I'm having trouble understanding a specific use case of the sklearn.cluster.SpectralClustering
class as outlined in the official documentation here. Say I want to use my own affinity matrix to perform clustering. I first instantiate an object of class SpectralClustering
as follows:
from sklearn.clustering import SpectralClustering
cl = SpectralClustering(n_clusters=5,affinity='precomputed')
The documentation for the affinity
parameter above is as follows:
affinity : string, array-like or callable, default ‘rbf’
If a string, this may be one of ‘nearest_neighbors’, ‘precomputed’, ‘rbf’ or one of the kernels supported by sklearn.metrics.pairwise_kernels. Only kernels that produce similarity scores (non-negative values that increase with similarity) should be used. This property is not checked by the clustering algorithm.
Now the object cl
has a method fit
for which the documentation about its sole parameter X
is as follows:
X : array-like or sparse matrix, shape (n_samples, n_features)
OR, if affinity==
precomputed
, a precomputed affinity matrix of shape (n_samples, n_samples)
This is where it gets confusing. I am using my own affinity matrix, where a measure of 0 means two points are identical, with a higher number meaning two points are more dissimilar.
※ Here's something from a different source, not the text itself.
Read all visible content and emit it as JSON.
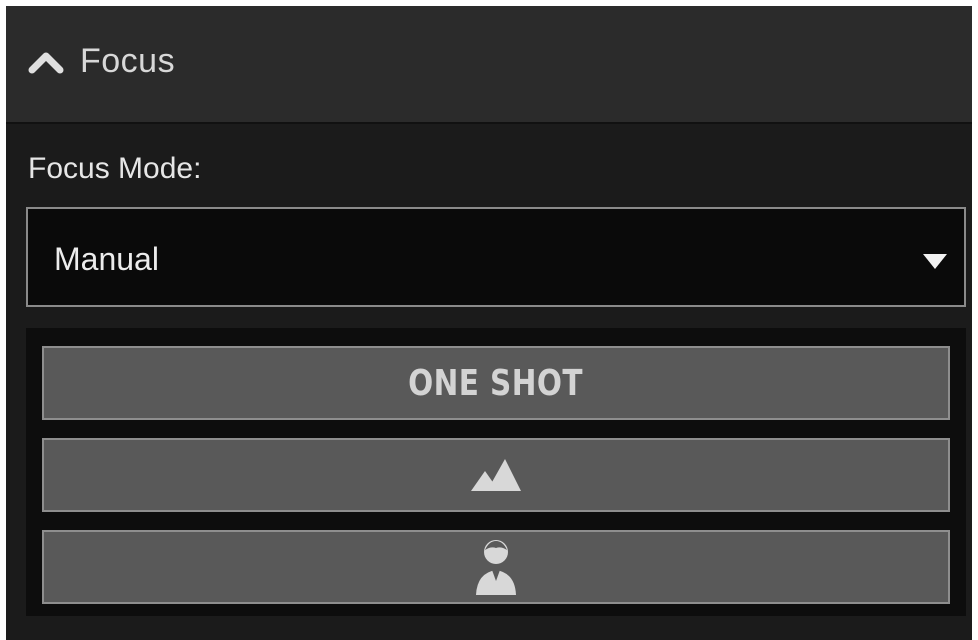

However, the other choices for the parameter affinity
actually take a data set and produce a similarity matrix, for which higher values are indicative of more similarity, and lower values indicate dissimilarity (such as the radial basis kernel).
So when using the fit
method on my instance of SpectralClustering
, do I actually need to transform my affinity matrix into a similarity matrix before passing it to the fit
method call as the parameter X
? The same documentation page makes a note on transforming distance to well-behaved similarities, but does not explicitly indicate where this step should should be carried out, and via which method call.